Observer Processes view sorted by message queue (MsgQ) size showing two problematic LV processes

The home view of observer\_cli also has a table of processes, which can be sorted by the various columns.

observer_cli home view sorted by message queue (MsgQueue) size showing some backed-up LV processes

Observations on observer

The observer tools are lauded in the BEAM community for their usefulness. We've only scratched the surface here, focusing on a few of the myriad features they provide. Performance issues can be observed in real time and we can look at individual processes to give us a head start tracking down root causes.

Final thoughts

The interest in Phoenix LiveView as an option for building dynamic web applications is ever-increasing. And for good reason - LiveView let's us rapidly stand up a web application with refresh-less dynamic updates in pure Elixir. LiveView leverages the characteristics of the BEAM VM to keep our applications snappy and performant. However, through growth in the load on our app, or because of performance targets we may need to meet, we may encounter performance issues. To identify these issues, we need to monitor our application.

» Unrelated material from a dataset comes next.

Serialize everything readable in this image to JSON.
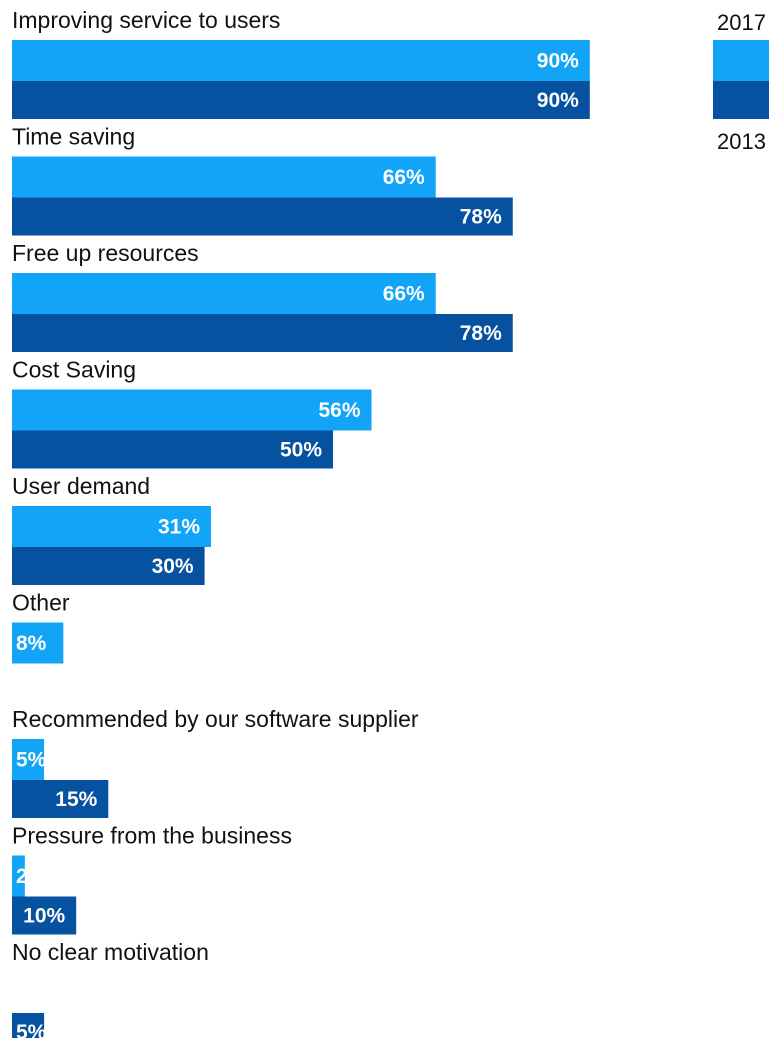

In this post, we've seen how we can use some of the native, close-at-hand tools in the BEAM ecosystem to monitor the performance of our LiveView application. Phoenix Live Dashboard is a library, itself built using LiveView, that can be used in our apps to quickly visualise BEAM telemetry metrics and live data. Observer and observer_cli also visualise live data from our running BEAM systems. Together, we can use these tools to look for performance issues, such as higher CPU consumption, memory, and message queue leaks.

Because the tools we've looked at are close at hand, we can stand up a monitoring solution for our applications very quickly. We also don't need to worry about third party tools. This can be great in the early stages of our app development and deployment, before we've decided on which third party tools, if any, we'll use. However, tools that implement more featureful Application Performance Management, may be an option down the track. As always in software development, there are engineering and value tradeoffs to be made.

So, with the topics covered in this post, we have a good foundation for measuring the performance of our LiveView applications. In future posts, we will take this capability, and use it to asses the performance improvements that we can gain through various design changes that can be made to our LiveViews. We also intend to explore specific performance characteristics in more depth, and the capabilities of third-party APM tools compared to what we've seen here.

Thanks for reading, and all the best in your LiveView adventures!